Xxbos: is it marking beginning of sentence or beginning of text?

I created a TextLMDataBunch object from a dataframe, as you can see in the picture. Why aren’t all beginning of sentences marked as “xxbos maj”? For example in the output of show_batch, we have “xxmaj yyy in the xxmaj riverside area”. It seems to me that xxbos is used to indicate the beginning of the text in “ref” cell of df, not the beginning of every sentence of every text. Same happens when I create a TextClasDataBunch. How can I change that?
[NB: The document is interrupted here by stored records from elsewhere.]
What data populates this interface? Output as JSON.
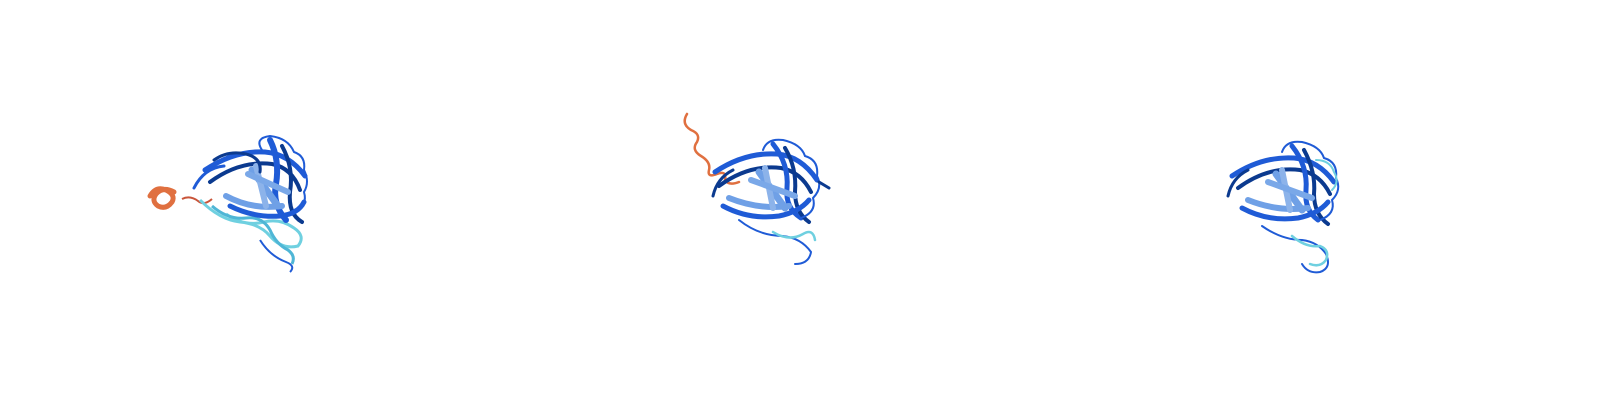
{
  "image": {
    "description_free": true,
    "panels": [
      {
        "view": "front",
        "coil_color": "#e07040"
      },
      {
        "view": "side",
        "coil_color": "#e07040"
      },
      {
        "view": "top",
        "coil_color": null
      }
    ],
    "colors": {
      "background": "#ffffff",
      "core_dark": "#0b3a8f",
      "core": "#1f5bd6",
      "strand_light": "#6fa0e6",
      "loop_cyan": "#6fd0e0",
      "coil_orange": "#e07040"
    }
  }
}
I assumed that xxbos marks beginning of sentence, but it seems to mark beginning of text and it does so for both the language model data (my example before) and the input to the classifier (attached image). I presume the reason for indicating beginning of text is to account for linguistic phenomena like pronominalization.
The actual beginning of sentence is identified by “. xxmaj”.
I see you can turn off that tag in include_bos with TextDataBunch.from_df.
I guess I answered by own question really:-)

Generally, BOS indicates the “Beginning Of Sentence” and EOS for the “End Of Sentence”.
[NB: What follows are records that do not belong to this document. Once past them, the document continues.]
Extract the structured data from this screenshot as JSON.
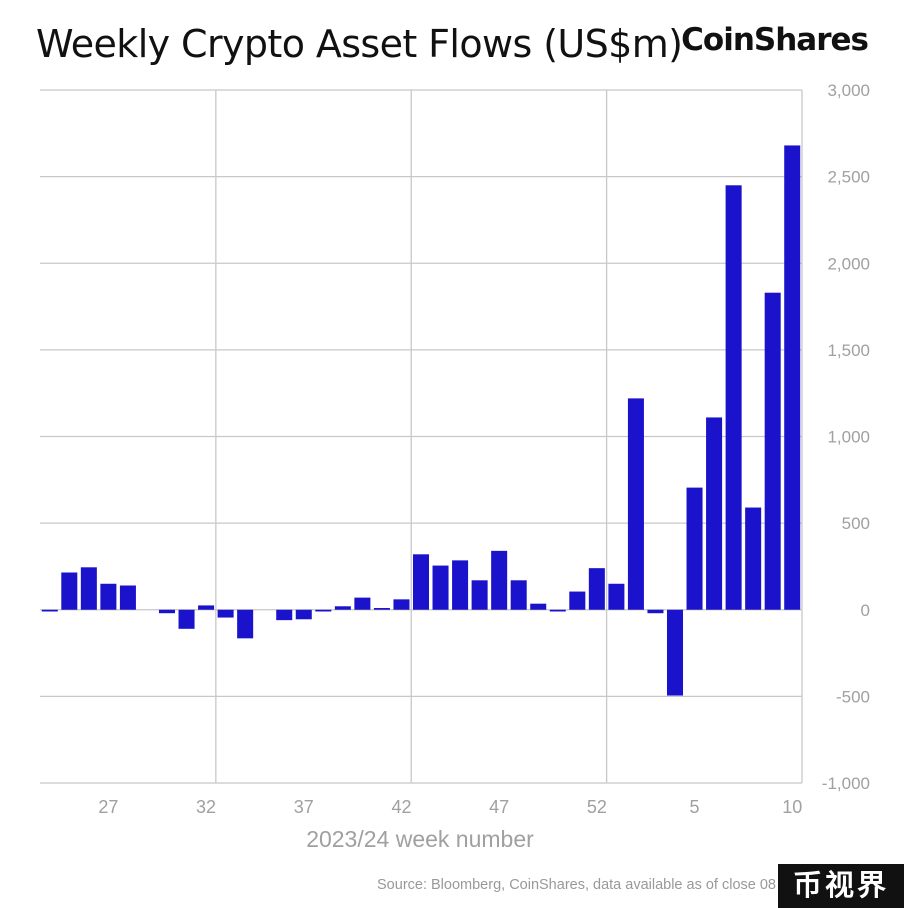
{
  "header": {
    "title": "Weekly Crypto Asset Flows (US$m)",
    "brand": "CoinShares"
  },
  "footer": {
    "source": "Source: Bloomberg, CoinShares, data available as of close 08",
    "watermark": "币视界"
  },
  "chart_data": {
    "type": "bar",
    "title": "Weekly Crypto Asset Flows (US$m)",
    "xlabel": "2023/24 week number",
    "ylabel": "",
    "ylim": [
      -1000,
      3000
    ],
    "yticks": [
      -1000,
      -500,
      0,
      500,
      1000,
      1500,
      2000,
      2500,
      3000
    ],
    "ytick_labels": [
      "-1,000",
      "-500",
      "0",
      "500",
      "1,000",
      "1,500",
      "2,000",
      "2,500",
      "3,000"
    ],
    "y_axis_side": "right",
    "grid": true,
    "bar_color": "#1b12cc",
    "categories": [
      "24",
      "25",
      "26",
      "27",
      "28",
      "29",
      "30",
      "31",
      "32",
      "33",
      "34",
      "35",
      "36",
      "37",
      "38",
      "39",
      "40",
      "41",
      "42",
      "43",
      "44",
      "45",
      "46",
      "47",
      "48",
      "49",
      "50",
      "51",
      "52",
      "1",
      "2",
      "3",
      "4",
      "5",
      "6",
      "7",
      "8",
      "9",
      "10"
    ],
    "values": [
      -10,
      215,
      245,
      150,
      140,
      0,
      -20,
      -110,
      25,
      -45,
      -165,
      0,
      -60,
      -55,
      -10,
      20,
      70,
      10,
      60,
      320,
      255,
      285,
      170,
      340,
      170,
      35,
      -10,
      105,
      240,
      150,
      1220,
      -20,
      -495,
      705,
      1110,
      2450,
      590,
      1830,
      2680
    ],
    "xtick_labels": [
      {
        "category": "27",
        "label": "27"
      },
      {
        "category": "32",
        "label": "32"
      },
      {
        "category": "37",
        "label": "37"
      },
      {
        "category": "42",
        "label": "42"
      },
      {
        "category": "47",
        "label": "47"
      },
      {
        "category": "52",
        "label": "52"
      },
      {
        "category": "5",
        "label": "5"
      },
      {
        "category": "10",
        "label": "10"
      }
    ],
    "vertical_gridlines_at": [
      "32",
      "42",
      "52"
    ]
  }
}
But I found the docs says what these special tokens mean:

  • UNK (xxunk) is for an unknown word (one that isn’t present in the current vocabulary)
  • BOS (xxbos) represents the beginning of a text in your dataset
  • FLD (xxfld) is used if you set mark_fields=True in your TokenizeProcessor to separate the different fields of texts (if your texts are loaded from several columns in a dataframe)
  • TK_MAJ (xxmaj) is used to indicate the next word begins with a capital in the original text
  • TK_UP (xxup) is used to indicate the next word is written in all caps in the original text
  • TK_REP (xxrep) is used to indicate the next character is repeated n times in the original text (usage xxrep n {char})
  • TK_WREP (xxwrep) is used to indicate the next word is repeated n times in the original text (usage xxwrep n {word})

Yes, hence my surprise at the outputs of show_batch where BOS does not seem to indicate beginning of sentence. Or should the input be formatted on sentence per row in the dataframe? Am I missing something?
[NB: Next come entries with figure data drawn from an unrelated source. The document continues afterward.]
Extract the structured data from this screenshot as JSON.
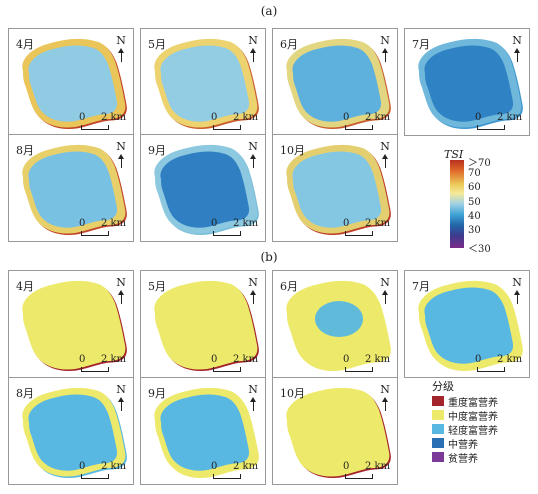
{
  "figure": {
    "label_a": "(a)",
    "label_b": "(b)"
  },
  "north_label": "N",
  "scale": {
    "zero": "0",
    "two": "2 km"
  },
  "panels_a": [
    {
      "month": "4月",
      "fill": "#8fcbe3",
      "rim": "#e9c55a",
      "edge": "#c0442a"
    },
    {
      "month": "5月",
      "fill": "#92cde4",
      "rim": "#ecd36f",
      "edge": "#c95a2b"
    },
    {
      "month": "6月",
      "fill": "#5fb1dd",
      "rim": "#e2d681",
      "edge": "#c75d2e"
    },
    {
      "month": "7月",
      "fill": "#2f82c4",
      "rim": "#6fb8dc",
      "edge": "#3f97cf"
    },
    {
      "month": "8月",
      "fill": "#79c1e3",
      "rim": "#e7cf69",
      "edge": "#c2452a"
    },
    {
      "month": "9月",
      "fill": "#2f7fc2",
      "rim": "#8dc8e1",
      "edge": "#7cbfd9"
    },
    {
      "month": "10月",
      "fill": "#83c7e3",
      "rim": "#e4cf70",
      "edge": "#bd3e28"
    }
  ],
  "panels_b": [
    {
      "month": "4月",
      "fill": "#ede96a",
      "rim": "#ede96a",
      "edge": "#a3242a",
      "core": ""
    },
    {
      "month": "5月",
      "fill": "#ede96a",
      "rim": "#ede96a",
      "edge": "#a3242a",
      "core": ""
    },
    {
      "month": "6月",
      "fill": "#ede96a",
      "rim": "#ede96a",
      "edge": "#ede96a",
      "core": "#58b8e2"
    },
    {
      "month": "7月",
      "fill": "#58b8e2",
      "rim": "#ede96a",
      "edge": "#ede96a",
      "core": ""
    },
    {
      "month": "8月",
      "fill": "#58b8e2",
      "rim": "#ede96a",
      "edge": "#58b8e2",
      "core": ""
    },
    {
      "month": "9月",
      "fill": "#58b8e2",
      "rim": "#ede96a",
      "edge": "#ede96a",
      "core": ""
    },
    {
      "month": "10月",
      "fill": "#ede96a",
      "rim": "#ede96a",
      "edge": "#a3242a",
      "core": ""
    }
  ],
  "colorbar": {
    "title": "TSI",
    "ticks": [
      "＞70",
      "70",
      "60",
      "50",
      "40",
      "30",
      "＜30"
    ]
  },
  "legend": {
    "title": "分级",
    "items": [
      {
        "label": "重度富营养",
        "color": "#a3242a"
      },
      {
        "label": "中度富营养",
        "color": "#ede96a"
      },
      {
        "label": "轻度富营养",
        "color": "#58b8e2"
      },
      {
        "label": "中营养",
        "color": "#2a6fb4"
      },
      {
        "label": "贫营养",
        "color": "#7b3a97"
      }
    ]
  }
}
@thousfeet, my bad, this is a case of RTFI (the docs that you kindly pasted), but for my defence BOS in NLP normally means Beginning Of Sentence, whereas here it means Beginning Of Stream (as explained at 1:44:17 of Lesson 7).

2 Likes

It marks a boundary between items in your data so that the model can learn that it should start a new sequence rather than continuing the previous sequence.

Items get smushed together when training a language model so letting the model know where one item ends and another begins is important.

How can we remove these tags in Fast AI v2?